Definition of Lost Cause
Miscellanea / / July 04, 2021
By Javier Navarro, in Dec. 2017
Some ideals and projects are noble and lofty, but at the same time they seem unattainable. To refer to them we speak of lost causes. Any proposal that has a chimerical or utopian component can be considered in this spectrum.
If someone claims that he is fighting for world peace, it is likely that a interlocutor I replied that his proposal is a lost cause. With this statement a message is conveyed: world peace is something desirable, but it is very likely that it will never happen.
Sometimes the label lost cause is used to refer to ideals of the past that in their time they were defeated and therefore it would not make sense for them to be raised again in the Present.
Certain issues that seemed lost and were finally conquered
For thousands of years, humanity has faced epidemics with ineffective weapons. Prayers and prayers were not helpful in overcoming devastating diseases such as cholera, plague, or malaria. The study and investigation This type of illness initially seemed a lost cause.

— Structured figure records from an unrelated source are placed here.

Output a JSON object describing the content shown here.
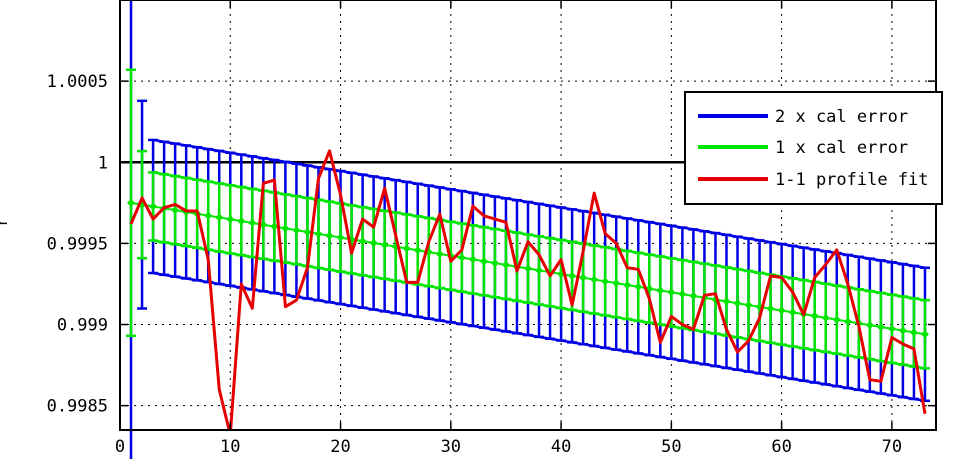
{
  "chart_data": {
    "type": "line",
    "title": "",
    "xlabel": "",
    "ylabel": "r",
    "xlim": [
      0,
      74
    ],
    "ylim": [
      0.99835,
      1.001
    ],
    "xticks": [
      "0",
      "10",
      "20",
      "30",
      "40",
      "50",
      "60",
      "70"
    ],
    "yticks": [
      "0.9985",
      "0.999",
      "0.9995",
      "1",
      "1.0005"
    ],
    "grid": true,
    "reference_line": 1.0,
    "legend_position": "top-right",
    "error_bars": {
      "x_start": 1,
      "x_end": 73,
      "center_start": 0.99975,
      "center_end": 0.99894,
      "green_halfwidth_first": 0.00082,
      "green_halfwidth_second": 0.00033,
      "green_halfwidth_rest": 0.00021,
      "blue_halfwidth_first": 0.00164,
      "blue_halfwidth_second": 0.00064,
      "blue_halfwidth_rest": 0.00041
    },
    "series": [
      {
        "name": "2 x cal error",
        "color": "#0000e6",
        "kind": "errorbar-2x"
      },
      {
        "name": "1 x cal error",
        "color": "#00e600",
        "kind": "errorbar-1x"
      },
      {
        "name": "1-1 profile fit",
        "color": "#e60000",
        "kind": "line",
        "x": [
          1,
          2,
          3,
          4,
          5,
          6,
          7,
          8,
          9,
          10,
          11,
          12,
          13,
          14,
          15,
          16,
          17,
          18,
          19,
          20,
          21,
          22,
          23,
          24,
          25,
          26,
          27,
          28,
          29,
          30,
          31,
          32,
          33,
          34,
          35,
          36,
          37,
          38,
          39,
          40,
          41,
          42,
          43,
          44,
          45,
          46,
          47,
          48,
          49,
          50,
          51,
          52,
          53,
          54,
          55,
          56,
          57,
          58,
          59,
          60,
          61,
          62,
          63,
          64,
          65,
          66,
          67,
          68,
          69,
          70,
          71,
          72,
          73
        ],
        "y": [
          0.99962,
          0.99978,
          0.99965,
          0.99972,
          0.99974,
          0.9997,
          0.9997,
          0.9994,
          0.9986,
          0.99832,
          0.99925,
          0.9991,
          0.99987,
          0.99989,
          0.99911,
          0.99915,
          0.99935,
          0.9999,
          1.00007,
          0.9998,
          0.99944,
          0.99965,
          0.9996,
          0.99984,
          0.99955,
          0.99926,
          0.99926,
          0.99951,
          0.99968,
          0.99939,
          0.99946,
          0.99973,
          0.99967,
          0.99965,
          0.99963,
          0.99933,
          0.99951,
          0.99943,
          0.9993,
          0.9994,
          0.99912,
          0.99945,
          0.99981,
          0.99956,
          0.9995,
          0.99935,
          0.99934,
          0.99916,
          0.99889,
          0.99905,
          0.999,
          0.99897,
          0.99918,
          0.99919,
          0.99897,
          0.99883,
          0.9989,
          0.99904,
          0.9993,
          0.99929,
          0.9992,
          0.99906,
          0.99929,
          0.99937,
          0.99946,
          0.99925,
          0.99899,
          0.99866,
          0.99865,
          0.99892,
          0.99888,
          0.99885,
          0.99845
        ]
      }
    ]
  }
}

However, the tenacity of some people and the need to provide solutions to problems caused a radical change and this type of disease gradually disappeared.
In the United States the population Afro-American origin was subdued and marginalized for centuries. In the early 1960s Martin Luther and other leaders launched an intense campaign to denounce this injustice and to win civil rights for African Americans.
In the first years of protest activity it seemed that it was impossible to achieve full equality rights, but finally a change was achieved in the legislation and blacks in the United States were recognized as citizens with all rights.
The need for utopia
It is said that a draft it is utopian when it is highly unlikely to become a reality. The defense of utopias is presented as a lost cause, as a futile struggle. However, the Utopia it is a longing of the human soul that can inspire men to seek solutions where apparently there are none.
The label of "utopian thinkers" was applied to all those social reformers of the eighteenth and nineteenth centuries who proposed a model of a fairer and more equitable society. Many of his proposals tried to be applied and were unsuccessful, but others have become realities in many territories of the planet (most of these thinkers defended the education universal and at the time they were contemptuously accused of utopians).